El gremio de centros nocturnos denunció que las clausuras ejecutadas por el Coba han generado zozobra en el sector, al asegurar que los cierres se producen antes del horario permitido y en establecimientos que, según afirma, tienen su documentación en regla.
La organización también advirtió que las medidas han dejado pérdidas estimadas en hasta 60 millones de pesos, aunque hasta el momento no se ha ofrecido una respuesta oficial que explique los criterios de los operativos, su alcance, el costo de su ejecución ni el impacto económico sobre los negocios afectados.

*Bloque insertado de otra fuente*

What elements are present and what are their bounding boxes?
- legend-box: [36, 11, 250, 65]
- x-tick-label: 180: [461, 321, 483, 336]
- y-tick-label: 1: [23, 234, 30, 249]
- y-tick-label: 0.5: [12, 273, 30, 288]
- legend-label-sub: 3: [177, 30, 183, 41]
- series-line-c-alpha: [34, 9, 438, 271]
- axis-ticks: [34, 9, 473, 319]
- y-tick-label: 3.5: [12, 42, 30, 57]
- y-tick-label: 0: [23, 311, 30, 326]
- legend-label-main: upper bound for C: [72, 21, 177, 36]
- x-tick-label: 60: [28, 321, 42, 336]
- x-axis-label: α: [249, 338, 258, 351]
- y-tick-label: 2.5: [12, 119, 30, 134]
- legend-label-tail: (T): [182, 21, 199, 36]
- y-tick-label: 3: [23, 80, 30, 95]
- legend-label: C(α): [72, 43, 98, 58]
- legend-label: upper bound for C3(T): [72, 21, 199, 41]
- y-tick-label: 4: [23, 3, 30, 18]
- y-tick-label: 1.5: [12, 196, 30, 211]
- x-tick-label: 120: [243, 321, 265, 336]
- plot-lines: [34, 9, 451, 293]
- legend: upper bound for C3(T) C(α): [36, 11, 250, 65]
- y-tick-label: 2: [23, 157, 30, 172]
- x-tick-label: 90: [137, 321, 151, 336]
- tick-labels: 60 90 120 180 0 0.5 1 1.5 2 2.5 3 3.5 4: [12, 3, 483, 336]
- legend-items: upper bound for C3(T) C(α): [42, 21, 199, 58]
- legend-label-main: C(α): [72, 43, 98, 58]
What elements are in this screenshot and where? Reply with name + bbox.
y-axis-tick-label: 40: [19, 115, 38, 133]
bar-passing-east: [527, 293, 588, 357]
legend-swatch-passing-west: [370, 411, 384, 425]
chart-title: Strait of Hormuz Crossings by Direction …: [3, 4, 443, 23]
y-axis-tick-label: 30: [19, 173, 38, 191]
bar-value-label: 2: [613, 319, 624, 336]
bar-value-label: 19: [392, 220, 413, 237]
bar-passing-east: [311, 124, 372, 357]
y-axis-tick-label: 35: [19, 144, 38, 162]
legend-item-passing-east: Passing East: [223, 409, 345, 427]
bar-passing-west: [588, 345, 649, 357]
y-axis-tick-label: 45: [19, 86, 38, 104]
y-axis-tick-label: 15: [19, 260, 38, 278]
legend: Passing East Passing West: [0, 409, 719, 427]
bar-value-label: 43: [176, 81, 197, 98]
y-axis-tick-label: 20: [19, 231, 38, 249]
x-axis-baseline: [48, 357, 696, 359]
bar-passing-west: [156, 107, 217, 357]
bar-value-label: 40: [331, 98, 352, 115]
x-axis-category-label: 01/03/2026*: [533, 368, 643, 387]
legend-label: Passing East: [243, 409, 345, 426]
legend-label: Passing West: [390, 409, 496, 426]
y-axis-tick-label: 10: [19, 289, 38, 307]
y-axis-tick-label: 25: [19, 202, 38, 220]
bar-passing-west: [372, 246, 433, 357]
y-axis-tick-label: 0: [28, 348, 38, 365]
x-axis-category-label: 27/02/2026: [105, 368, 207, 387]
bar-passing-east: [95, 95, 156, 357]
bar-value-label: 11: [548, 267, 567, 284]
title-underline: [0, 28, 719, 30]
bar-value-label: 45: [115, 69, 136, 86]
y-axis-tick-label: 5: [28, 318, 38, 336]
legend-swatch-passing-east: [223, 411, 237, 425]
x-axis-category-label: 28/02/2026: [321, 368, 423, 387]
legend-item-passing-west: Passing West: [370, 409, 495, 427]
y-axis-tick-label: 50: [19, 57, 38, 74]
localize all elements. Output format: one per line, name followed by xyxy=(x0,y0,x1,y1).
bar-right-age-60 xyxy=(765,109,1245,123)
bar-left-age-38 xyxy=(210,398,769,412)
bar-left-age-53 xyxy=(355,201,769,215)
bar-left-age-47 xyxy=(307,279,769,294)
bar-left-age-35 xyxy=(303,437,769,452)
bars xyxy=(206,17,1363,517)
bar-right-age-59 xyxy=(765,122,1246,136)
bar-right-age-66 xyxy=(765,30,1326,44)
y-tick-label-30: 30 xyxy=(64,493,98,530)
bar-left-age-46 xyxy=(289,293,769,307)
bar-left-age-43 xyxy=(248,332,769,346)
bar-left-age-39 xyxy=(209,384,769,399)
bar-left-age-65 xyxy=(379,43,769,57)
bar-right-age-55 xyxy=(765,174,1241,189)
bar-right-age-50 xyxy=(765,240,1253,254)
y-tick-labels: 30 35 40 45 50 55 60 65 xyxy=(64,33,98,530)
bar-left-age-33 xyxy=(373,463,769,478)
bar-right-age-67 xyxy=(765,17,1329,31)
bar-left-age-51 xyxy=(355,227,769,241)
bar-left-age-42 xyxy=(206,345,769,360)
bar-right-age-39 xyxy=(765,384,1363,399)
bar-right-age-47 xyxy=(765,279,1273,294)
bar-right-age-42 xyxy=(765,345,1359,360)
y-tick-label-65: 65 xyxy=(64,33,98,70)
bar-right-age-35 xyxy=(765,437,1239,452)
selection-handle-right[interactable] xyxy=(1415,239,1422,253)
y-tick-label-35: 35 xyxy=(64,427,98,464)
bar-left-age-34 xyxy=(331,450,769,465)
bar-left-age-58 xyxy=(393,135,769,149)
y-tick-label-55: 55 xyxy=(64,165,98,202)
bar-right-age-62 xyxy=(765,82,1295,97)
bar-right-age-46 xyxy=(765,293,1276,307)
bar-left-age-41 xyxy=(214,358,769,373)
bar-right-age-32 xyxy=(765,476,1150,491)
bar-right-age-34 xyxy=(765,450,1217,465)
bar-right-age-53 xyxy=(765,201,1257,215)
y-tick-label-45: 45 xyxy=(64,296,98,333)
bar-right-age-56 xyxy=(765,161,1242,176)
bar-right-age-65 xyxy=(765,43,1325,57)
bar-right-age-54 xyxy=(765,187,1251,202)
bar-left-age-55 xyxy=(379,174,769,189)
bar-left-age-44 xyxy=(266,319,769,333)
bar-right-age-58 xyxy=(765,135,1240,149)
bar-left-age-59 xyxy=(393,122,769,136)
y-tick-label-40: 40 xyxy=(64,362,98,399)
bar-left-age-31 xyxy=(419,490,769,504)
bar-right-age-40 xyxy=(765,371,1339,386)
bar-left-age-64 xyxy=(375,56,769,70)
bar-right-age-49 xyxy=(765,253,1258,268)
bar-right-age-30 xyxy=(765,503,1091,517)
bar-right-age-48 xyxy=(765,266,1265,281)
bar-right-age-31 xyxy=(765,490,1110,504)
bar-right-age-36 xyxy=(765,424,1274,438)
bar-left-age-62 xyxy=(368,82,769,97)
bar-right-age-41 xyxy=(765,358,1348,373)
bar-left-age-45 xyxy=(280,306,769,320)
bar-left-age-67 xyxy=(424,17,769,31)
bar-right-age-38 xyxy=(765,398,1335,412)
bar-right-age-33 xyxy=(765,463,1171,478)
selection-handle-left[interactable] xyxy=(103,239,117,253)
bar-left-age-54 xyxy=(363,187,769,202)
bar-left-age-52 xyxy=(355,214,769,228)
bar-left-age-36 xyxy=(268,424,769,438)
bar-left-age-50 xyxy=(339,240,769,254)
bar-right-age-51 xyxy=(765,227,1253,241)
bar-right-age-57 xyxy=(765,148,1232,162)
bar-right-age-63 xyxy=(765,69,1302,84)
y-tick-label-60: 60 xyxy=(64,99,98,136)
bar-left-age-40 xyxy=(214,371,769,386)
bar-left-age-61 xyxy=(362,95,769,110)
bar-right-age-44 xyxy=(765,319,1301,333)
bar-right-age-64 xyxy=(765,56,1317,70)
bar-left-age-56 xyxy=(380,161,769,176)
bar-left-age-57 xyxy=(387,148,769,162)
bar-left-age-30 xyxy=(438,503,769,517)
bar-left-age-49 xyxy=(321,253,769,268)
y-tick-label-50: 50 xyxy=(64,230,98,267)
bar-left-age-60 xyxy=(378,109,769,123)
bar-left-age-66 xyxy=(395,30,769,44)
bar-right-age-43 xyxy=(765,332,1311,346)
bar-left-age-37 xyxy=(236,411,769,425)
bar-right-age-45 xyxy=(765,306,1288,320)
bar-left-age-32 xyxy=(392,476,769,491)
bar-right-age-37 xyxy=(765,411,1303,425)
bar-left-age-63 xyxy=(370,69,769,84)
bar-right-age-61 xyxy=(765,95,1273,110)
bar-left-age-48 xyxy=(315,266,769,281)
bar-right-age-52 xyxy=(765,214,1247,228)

La denuncia abre un frente de cuestionamientos al Gobierno por el manejo de estas acciones de fiscalización, en un contexto en el que el sector reclama reglas claras, debido proceso y rendición de cuentas sobre decisiones que afectan empleos, inversiones y actividad comercial.
De acuerdo con la versión del gremio, los cierres no solo afectan la operación diaria de los centros nocturnos, sino que también agravan la incertidumbre entre propietarios y trabajadores, que piden una intervención institucional que aclare si las actuaciones responden a procedimientos verificables o a decisiones arbitrarias.
Hasta ahora, la pieza no recoge una versión oficial que contraste la denuncia ni precisiones sobre posibles inspecciones, sanciones o mecanismos de apelación para los negocios cerrados.